By Emelie Rutherford
Lawmakers are putting pressure on the Pentagon to consider the potential impact on U.S. jobs when awarding contracts for large acquisition programs.
Lawmakers critical of the Air Force’s now-canceled contract award for aerial refueling tankers to a Northrop Grumman [NOC]-European Aeronautic Defence and Space Co. (EADS) team argued the service should have considered the impact on U.S. jobs when weighing bids from two competing teams. Supporters of bidder Boeing [BA] claimed there would be a negative impact on U.S. jobs if the Northrop Grumman team prevailed.
The final version of the fiscal year 2009 defense authorization bill, which was awaiting final Senate passage as of Defense Daily‘s deadline last Friday, requires the defense secretary to issue guidance regarding “the appropriate application of the authority” in two sections of U.S. Code that require agencies to alter contract competitions so that suppliers are available during national emergencies and industrial mobilizations.
This defense guidance, according to the bill, also would have to delve in to how the Pentagon follows another part of the U.S. Code–section 2440 of Title 10–that requires the defense secretary to “prescribe regulations requiring consideration of the national technology and industrial base in the development and implementation of acquisition plans for each major defense acquisition program.”
It’s this section 2440 of Title 10 of the U.S. Code that some lawmakers have claimed the Pentagon does not adequately follow.
The Pentagon says it currently meets the requirement by conducting industrial capabilities assessments.
Yet Boeing backer Rep. Norm Dicks (D-Wash.) questioned if the Air Force adequately considered the U.S. industrial base when it initially awarded the tanker contract to Northrop Grumman.
“They were supposed to do that in the first place, and I’m not sure they did,” said Dicks, vice chairman if the House Appropriations Defense subcommittee (HAC-D). “But they’ll have to do again.

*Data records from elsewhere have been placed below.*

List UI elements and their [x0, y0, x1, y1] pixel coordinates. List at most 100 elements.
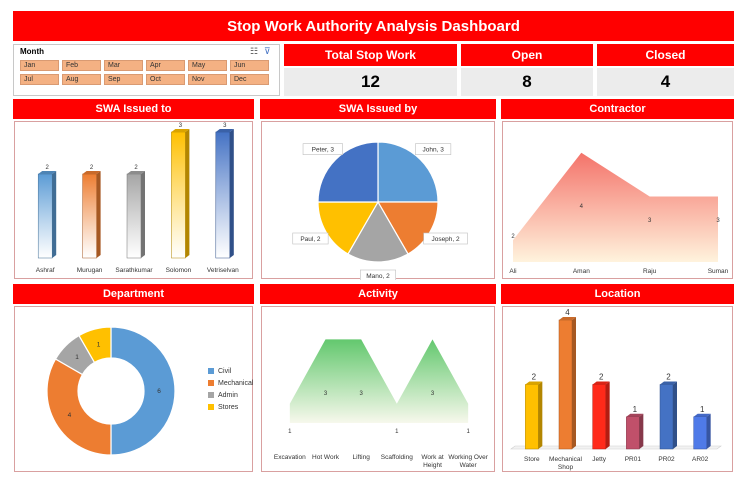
issued-to-chart: 2 Ashraf 2 Murugan 2 Sarathkumar 3 Solomon 3 Vetr… — [14, 121, 253, 279]
bar-top — [38, 171, 57, 174]
location-chart: 2 Store 4 Mechanical Shop 2 Jetty 1 PR01 2 PR02 1 AR… — [502, 306, 733, 472]
slice-peter — [317, 141, 379, 203]
slice-mechanical — [46, 358, 112, 456]
bar-store — [525, 384, 539, 450]
data-label: Paul, 2 — [300, 236, 321, 243]
x-tick-label: PR02 — [658, 456, 675, 463]
data-label: 2 — [46, 165, 50, 171]
month-button-dec[interactable]: Dec — [230, 74, 269, 85]
slice-john — [377, 141, 439, 203]
area-series — [513, 152, 718, 262]
activity-chart: 1 Excavation 3 Hot Work 3 Lifting 1 Scaffolding… — [261, 306, 495, 472]
x-tick-label: Vetriselvan — [207, 267, 239, 274]
month-button-feb[interactable]: Feb — [62, 60, 101, 71]
month-button-jun[interactable]: Jun — [230, 60, 269, 71]
data-label-box — [360, 269, 397, 280]
data-label: 1 — [466, 429, 470, 435]
x-tick-label: AR02 — [692, 456, 709, 463]
data-label: 3 — [648, 218, 652, 224]
kpi-closed-value: 4 — [597, 68, 734, 96]
bar-side — [52, 171, 57, 258]
month-button-jul[interactable]: Jul — [20, 74, 59, 85]
slice-paul — [317, 201, 380, 255]
multi-select-icon[interactable]: ☷ — [250, 46, 259, 56]
data-label: 3 — [223, 123, 227, 129]
data-label: 3 — [179, 123, 183, 129]
bar-top — [626, 413, 644, 417]
bar-solomon — [171, 131, 186, 259]
legend-swatch — [208, 404, 214, 410]
contractor-chart: 2 Ali 4 Aman 3 Raju 3 Suman — [502, 121, 733, 279]
x-tick-label: Hot Work — [312, 454, 340, 461]
month-button-sep[interactable]: Sep — [104, 74, 143, 85]
kpi-total-label: Total Stop Work — [284, 44, 457, 66]
department-title: Department — [13, 284, 254, 304]
bar-sarathkumar — [126, 173, 142, 259]
data-label: 2 — [666, 373, 671, 382]
month-slicer[interactable]: Month ☷ ⊽ Jan Feb Mar Apr May Jun Jul Aug Sep Oct… — [13, 44, 280, 96]
data-label: 3 — [431, 391, 435, 397]
x-tick-label: Water — [460, 462, 478, 469]
issued-by-title: SWA Issued by — [260, 99, 496, 119]
x-tick-label: PR01 — [625, 456, 642, 463]
kpi-open-label: Open — [461, 44, 593, 66]
month-button-aug[interactable]: Aug — [62, 74, 101, 85]
data-label: Peter, 3 — [312, 147, 335, 154]
dashboard-title: Stop Work Authority Analysis Dashboard — [13, 11, 734, 41]
bar-top — [559, 317, 576, 320]
x-tick-label: Scaffolding — [381, 454, 413, 461]
month-button-mar[interactable]: Mar — [104, 60, 143, 71]
bar-pr02 — [659, 384, 674, 450]
kpi-open-value: 8 — [461, 68, 593, 96]
bar-mechanical-shop — [558, 319, 573, 450]
month-button-may[interactable]: May — [188, 60, 227, 71]
bar-murugan — [82, 173, 97, 259]
x-tick-label: Solomon — [166, 267, 192, 274]
department-chart: 6 4 1 1 Civil Mechanical Admin Stores — [14, 306, 253, 472]
bar-side — [185, 129, 190, 258]
data-label: 1 — [395, 429, 399, 435]
data-label: 2 — [134, 165, 138, 171]
bar-side — [96, 171, 101, 258]
x-tick-label: Working Over — [448, 454, 488, 461]
month-button-nov[interactable]: Nov — [188, 74, 227, 85]
slice-civil — [110, 326, 176, 456]
month-button-oct[interactable]: Oct — [146, 74, 185, 85]
clear-filter-icon[interactable]: ⊽ — [264, 46, 271, 56]
data-label: John, 3 — [422, 147, 444, 154]
month-button-jan[interactable]: Jan — [20, 60, 59, 71]
bar-top — [592, 381, 610, 385]
legend-item-stores: Stores — [208, 401, 253, 413]
data-label: Joseph, 2 — [431, 236, 460, 243]
x-tick-label: Ashraf — [36, 267, 55, 274]
kpi-total-value: 12 — [284, 68, 457, 96]
data-label: 3 — [359, 391, 363, 397]
x-tick-label: Store — [524, 456, 540, 463]
data-label: 2 — [599, 373, 604, 382]
x-tick-label: Mechanical — [549, 456, 582, 463]
bar-side — [229, 129, 234, 258]
data-label-box — [423, 232, 468, 245]
x-tick-label: Raju — [643, 268, 657, 275]
bar-top — [171, 129, 190, 132]
data-label: Mano, 2 — [366, 273, 390, 280]
bar-vetriselvan — [215, 131, 231, 259]
bar-jetty — [592, 384, 606, 450]
legend-swatch — [208, 380, 214, 386]
month-button-apr[interactable]: Apr — [146, 60, 185, 71]
data-label: 3 — [324, 391, 328, 397]
legend-label: Civil — [218, 367, 232, 375]
legend-item-admin: Admin — [208, 389, 253, 401]
bar-side — [538, 381, 543, 449]
bar-top — [127, 171, 145, 174]
slice-joseph — [376, 201, 439, 255]
contractor-title: Contractor — [501, 99, 734, 119]
x-tick-label: Ali — [509, 268, 516, 275]
legend-swatch — [208, 368, 214, 374]
data-label: 2 — [90, 165, 94, 171]
x-tick-label: Work at — [421, 454, 443, 461]
bar-top — [660, 381, 677, 385]
data-label: 4 — [68, 412, 72, 419]
x-tick-label: Aman — [573, 268, 590, 275]
data-label-box — [302, 143, 343, 155]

Whoever the new administration is will have to do this, look at U.S. industrial base.”
Thus, an explanatory statement for the final version of the FY ’09 defense appropriations bill–which the HAC-D helped craft–specifically says: “The Secretary of Defense is directed to comply with 10 U.S.C. 2440 as it applies to the consideration of national technology and industrial base in the development and implementation of acquisition plans for each major defense acquisition program.”
The appropriations legislation also directs the defense secretary to report to Congress on “how the Department implements Section 2440 in the major defense acquisition programs.”

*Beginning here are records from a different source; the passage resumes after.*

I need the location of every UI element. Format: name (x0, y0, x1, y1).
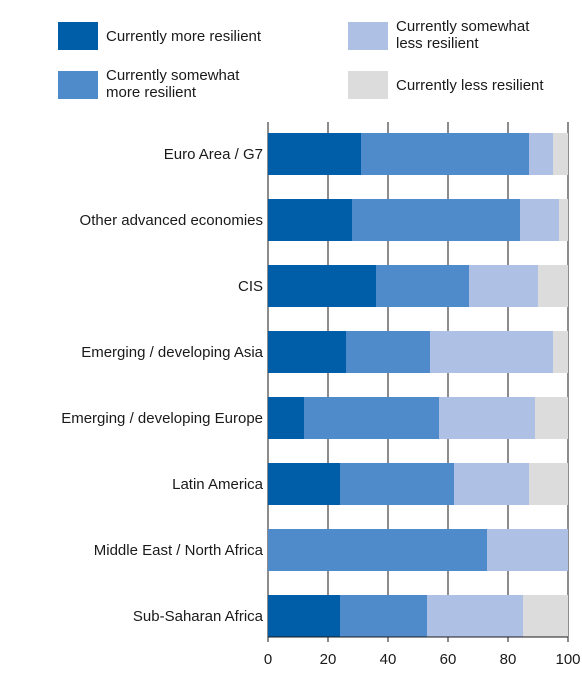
bar-2-series-1 (376, 265, 469, 307)
bar-1-series-0 (268, 199, 352, 241)
category-label: Other advanced economies (80, 212, 263, 229)
bar-1-series-3 (559, 199, 568, 241)
legend-label-0: Currently more resilient (106, 28, 262, 45)
legend-swatch-0 (58, 22, 98, 50)
x-tick-label: 80 (500, 651, 517, 668)
bar-2-series-0 (268, 265, 376, 307)
bar-6-series-1 (268, 529, 487, 571)
bar-4-series-2 (439, 397, 535, 439)
x-tick-label: 40 (380, 651, 397, 668)
bar-4-series-0 (268, 397, 304, 439)
bar-0-series-3 (553, 133, 568, 175)
bar-3-series-2 (430, 331, 553, 373)
legend: Currently more resilient Currently somewh… (58, 18, 544, 101)
legend-label-2: Currently somewhat less resilient (396, 18, 530, 52)
bar-2-series-3 (538, 265, 568, 307)
bar-3-series-3 (553, 331, 568, 373)
axis-layer: Euro Area / G7 Other advanced economies CI… (61, 146, 580, 668)
bar-7-series-3 (523, 595, 568, 637)
category-label: Euro Area / G7 (164, 146, 263, 163)
bar-0-series-2 (529, 133, 553, 175)
bar-1-series-1 (352, 199, 520, 241)
legend-label-3: Currently less resilient (396, 77, 544, 94)
bar-3-series-0 (268, 331, 346, 373)
category-label: Emerging / developing Europe (61, 410, 263, 427)
bar-0-series-1 (361, 133, 529, 175)
bar-layer (268, 133, 568, 637)
bar-1-series-2 (520, 199, 559, 241)
category-label: Emerging / developing Asia (81, 344, 263, 361)
bar-0-series-0 (268, 133, 361, 175)
bar-3-series-1 (346, 331, 430, 373)
x-tick-label: 60 (440, 651, 457, 668)
bar-7-series-2 (427, 595, 523, 637)
bar-7-series-0 (268, 595, 340, 637)
x-tick-label: 20 (320, 651, 337, 668)
bar-4-series-3 (535, 397, 568, 439)
legend-swatch-2 (348, 22, 388, 50)
bar-5-series-3 (529, 463, 568, 505)
category-label: Sub-Saharan Africa (133, 608, 264, 625)
x-tick-label: 0 (264, 651, 272, 668)
legend-swatch-3 (348, 71, 388, 99)
bar-2-series-2 (469, 265, 538, 307)
bar-5-series-2 (454, 463, 529, 505)
bar-5-series-1 (340, 463, 454, 505)
bar-5-series-0 (268, 463, 340, 505)
x-tick-label: 100 (555, 651, 580, 668)
bar-4-series-1 (304, 397, 439, 439)
bar-7-series-1 (340, 595, 427, 637)
legend-swatch-1 (58, 71, 98, 99)
category-label: CIS (238, 278, 263, 295)
legend-label-1: Currently somewhat more resilient (106, 67, 240, 101)
category-label: Latin America (172, 476, 264, 493)
category-label: Middle East / North Africa (94, 542, 264, 559)
bar-6-series-2 (487, 529, 568, 571)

The defense appropriations bill–embedded in a continuing resolution (CR) temporarily extending most government spending–also was awaiting final Senate passage last Friday, as of Defense Daily‘s deadline, before landing on the president’s desk.
Aides said the industrial-base-related language in the final defense authorization and appropriations bills is meant to signal to the Pentagon that it does have a legal requirement to consider U.S. jobs when awarding lucrative contracts.
When the Air Force came under fire for awarding the tanker contract to Northrop Grumman and a European firm over Boeing in Feb. 29, Air Force acquisition czar Sue Payton maintained it was her job to choose a new tanker based on criteria that did not include the industrial base.
Payton told reporters that current legal exemptions under the Buy America Act instruct the department to treat allied countries as part of the U.S. industrial base, and that was the law she complied with. She said the service based its decision on mission capability, proposal risk, past performance, cost price and an integrated fleet aerial refueling rating–and that the U.S. economic impact did not factor into the decision (Defense Daily, March 4, 6).